Responsibilities
About the Team The team builds and operates large-scale, massively distributed infrastructures, applying Site Reliability Engineering (SRE) principles of software and systems engineering to ensure our traffic services are reliable, fault-tolerant, efficiently scalable, and cost-effective. You will have the opportunity to manage a variety of complex systems at scale, including traffic systems serving hyperscale datacenters and public cloud environments, and a global load balancer that handles Tbps of traffic. We build and operate multi-cloud-based, large-scale network services around the world to accelerate and optimize network traffic for TikTok and a variety of application services for ByteDance internal customers.
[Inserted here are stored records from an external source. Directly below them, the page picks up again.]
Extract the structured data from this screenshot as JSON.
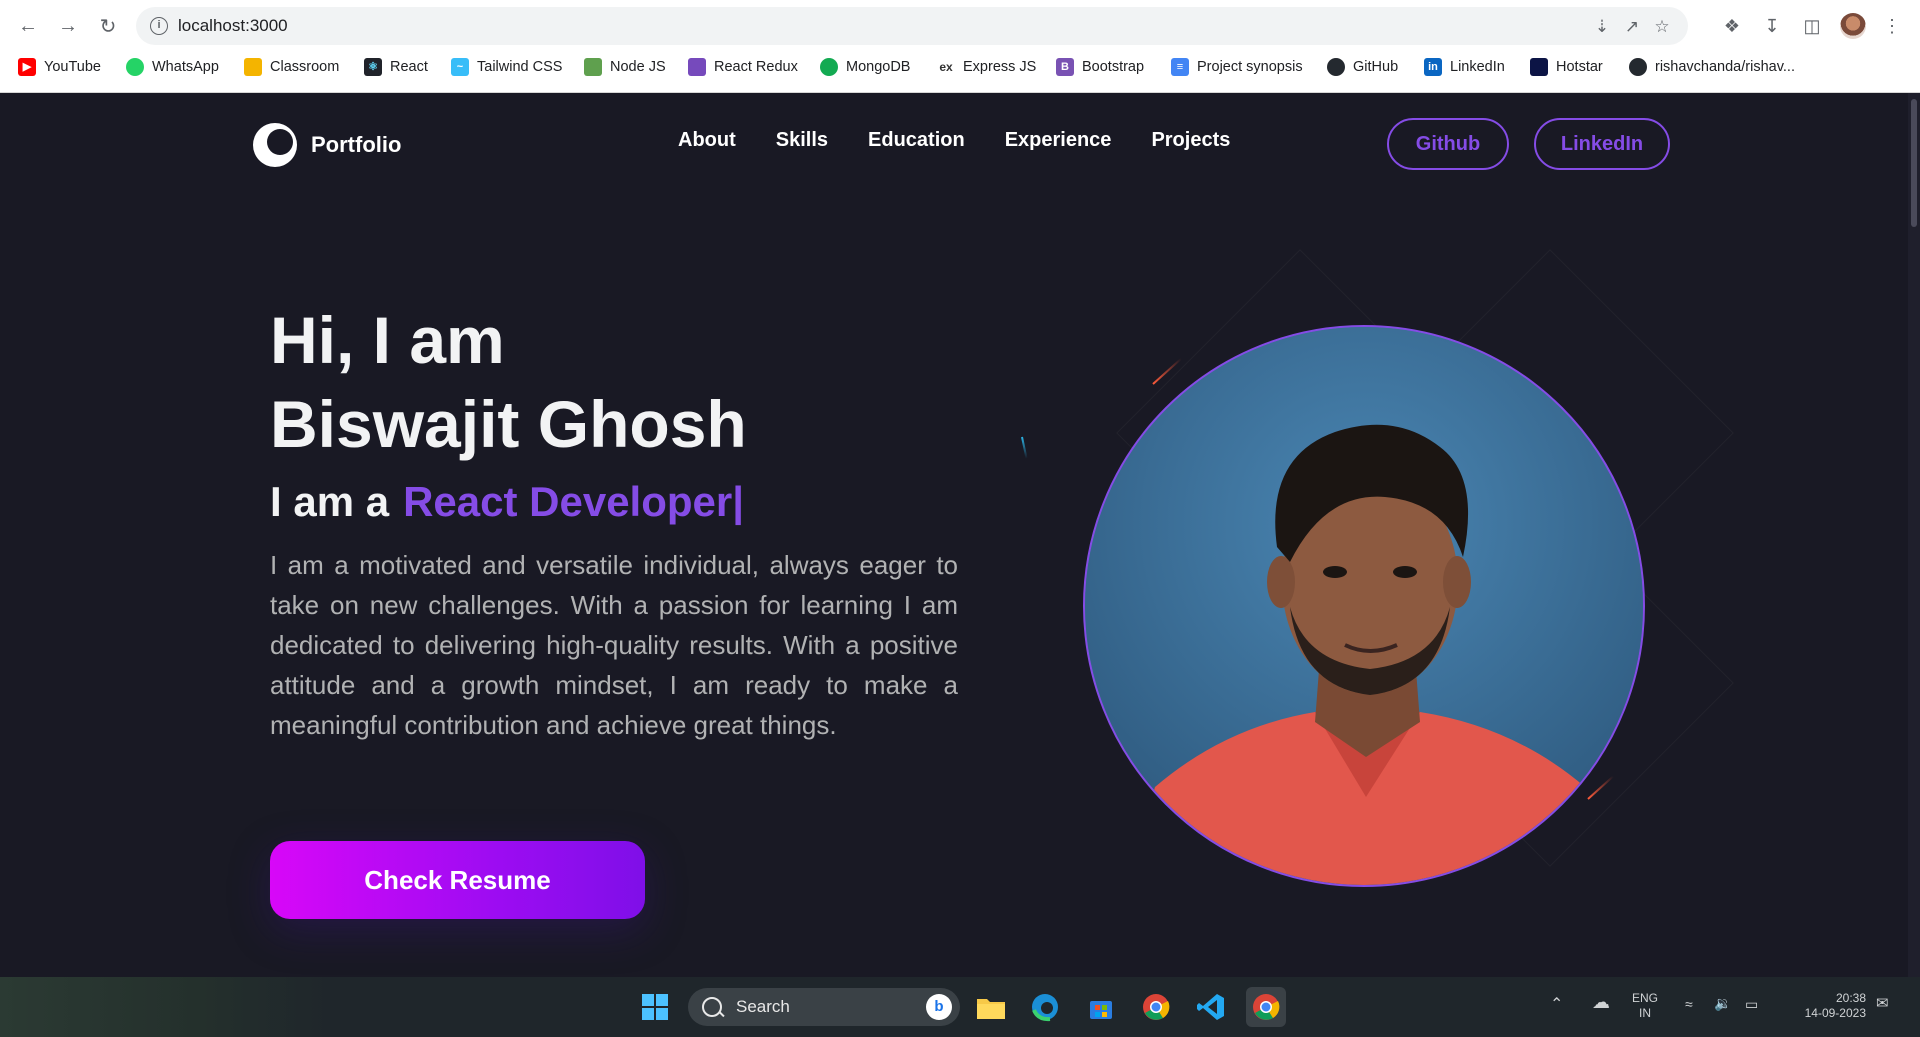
{
  "browser": {
    "url": "localhost:3000",
    "bookmarks": [
      {
        "label": "YouTube",
        "color": "#ff0000"
      },
      {
        "label": "WhatsApp",
        "color": "#25d366"
      },
      {
        "label": "Classroom",
        "color": "#f4b400"
      },
      {
        "label": "React",
        "color": "#20232a"
      },
      {
        "label": "Tailwind CSS",
        "color": "#38bdf8"
      },
      {
        "label": "Node JS",
        "color": "#5fa04e"
      },
      {
        "label": "React Redux",
        "color": "#764abc"
      },
      {
        "label": "MongoDB",
        "color": "#13aa52"
      },
      {
        "label": "Express JS",
        "color": "#333333"
      },
      {
        "label": "Bootstrap",
        "color": "#7952b3"
      },
      {
        "label": "Project synopsis",
        "color": "#4285f4"
      },
      {
        "label": "GitHub",
        "color": "#24292f"
      },
      {
        "label": "LinkedIn",
        "color": "#0a66c2"
      },
      {
        "label": "Hotstar",
        "color": "#0c1445"
      },
      {
        "label": "rishavchanda/rishav...",
        "color": "#24292f"
      }
    ]
  },
  "site": {
    "brand": "Portfolio",
    "nav": [
      "About",
      "Skills",
      "Education",
      "Experience",
      "Projects"
    ],
    "github_label": "Github",
    "linkedin_label": "LinkedIn",
    "accent_color": "#854ce6",
    "hero": {
      "greeting_line1": "Hi, I am",
      "name": "Biswajit Ghosh",
      "role_prefix": "I am a",
      "role_typed": "React Developer|",
      "description": "I am a motivated and versatile individual, always eager to take on new challenges. With a passion for learning I am dedicated to delivering high-quality results. With a positive attitude and a growth mindset, I am ready to make a meaningful contribution and achieve great things.",
      "cta_label": "Check Resume"
    }
  },
  "taskbar": {
    "search_label": "Search",
    "language": "ENG",
    "region": "IN",
    "time": "20:38",
    "date": "14-09-2023"
  }
}
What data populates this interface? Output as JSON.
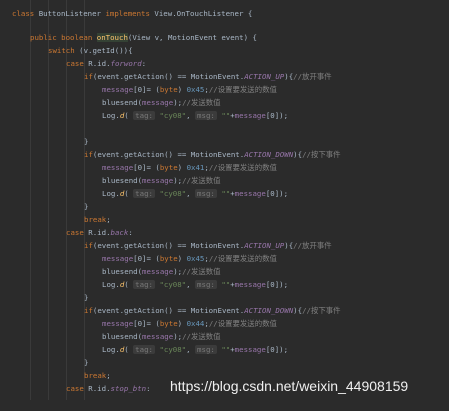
{
  "code": {
    "l01": {
      "kw": "class",
      "name": "ButtonListener",
      "kw2": "implements",
      "iface": "View.OnTouchListener {"
    },
    "l03": {
      "kw": "public boolean",
      "method": "onTouch",
      "rest": "(View v, MotionEvent event) {"
    },
    "l04": {
      "kw": "switch",
      "rest": "(v.getId()){"
    },
    "case_kw": "case",
    "break_kw": "break",
    "if_kw": "if",
    "byte_kw": "byte",
    "rid": "R.id.",
    "id_forword": "forword",
    "id_back": "back",
    "id_stop": "stop_btn",
    "if_pre": "(event.getAction() == MotionEvent.",
    "if_post": "){",
    "action_up": "ACTION_UP",
    "action_down": "ACTION_DOWN",
    "cmt_up": "//放开事件",
    "cmt_down": "//按下事件",
    "message": "message",
    "msg_idx": "[0]= (",
    "byte_close": ") ",
    "hex_45": "0x45",
    "hex_41": "0x41",
    "hex_44": "0x44",
    "semi": ";",
    "cmt_set": "//设置要发送的数值",
    "bluesend": "bluesend(",
    "bluesend_close": ");",
    "cmt_send": "//发送数值",
    "logd_pre": "Log.",
    "logd_fn": "d",
    "paren": "(",
    "tag_hint": "tag:",
    "tag_val": "\"cy08\"",
    "comma": ", ",
    "msg_hint": "msg:",
    "msg_str": "\"\"",
    "plus": "+",
    "msg_tail": "[0]);",
    "close_brace": "}"
  },
  "watermark": "https://blog.csdn.net/weixin_44908159"
}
These services include, but are not limited to, Layer 4 load balancing, Layer 4/7 acceleration, global ingress, CMAF, FaaS, and WAF. By joining us, you can work within a brilliant team and learn how to build a TikTok-scale network traffic platform serving billions of users globally. Responsibilities - Build, expand and operate ByteDance's global traffic platform, including large-scale systems in public and private clouds, edge data centers. - Build tools, automations, visualizations and monitors to facilitate the operation and optimization of the global traffic platform. - Work in a fast-paced environment. Participate in technical operations and rotations in response to performance and reliability issues. - Help improve the whole lifecycle of infrastructure services from inception and design throughout development, to deployment, user support and refinement.
Qualifications
Minimum Qualifications - Bachelor's or Master's degree in Computer Engineering, Electrical Engineering, Computer Science or related major. - Proven years experience working with Linux systems from kernel to shell and beyond with experience working with system libraries, file systems, and client-server protocols. - At least 3 years experience in one or more programming languages such as Go, Python and Shell script. - Familiar with Cloud and CI/CD framework/Tools, such as GIT, Docker, Kubernetes, etc. Preferred Qualifications - Experience in designing, analyzing and building automation and tools for large scale systems - Experience in building solutions with AWS, Google, Azures and other cloud services. - Experience in networking technologies such TCP/IP, HTTP, DNS, etc. in a carrier-grade environment. - Experience in developing and operating one or more of following systems: Kubernetes, Nginx, ipvs, ELK stack, etc. - Self-driven and capable of coping with ambiguity and moving projects from concept to delivery. - Strong in analytical skills and the ability to solve real world problems in a fast moving environment.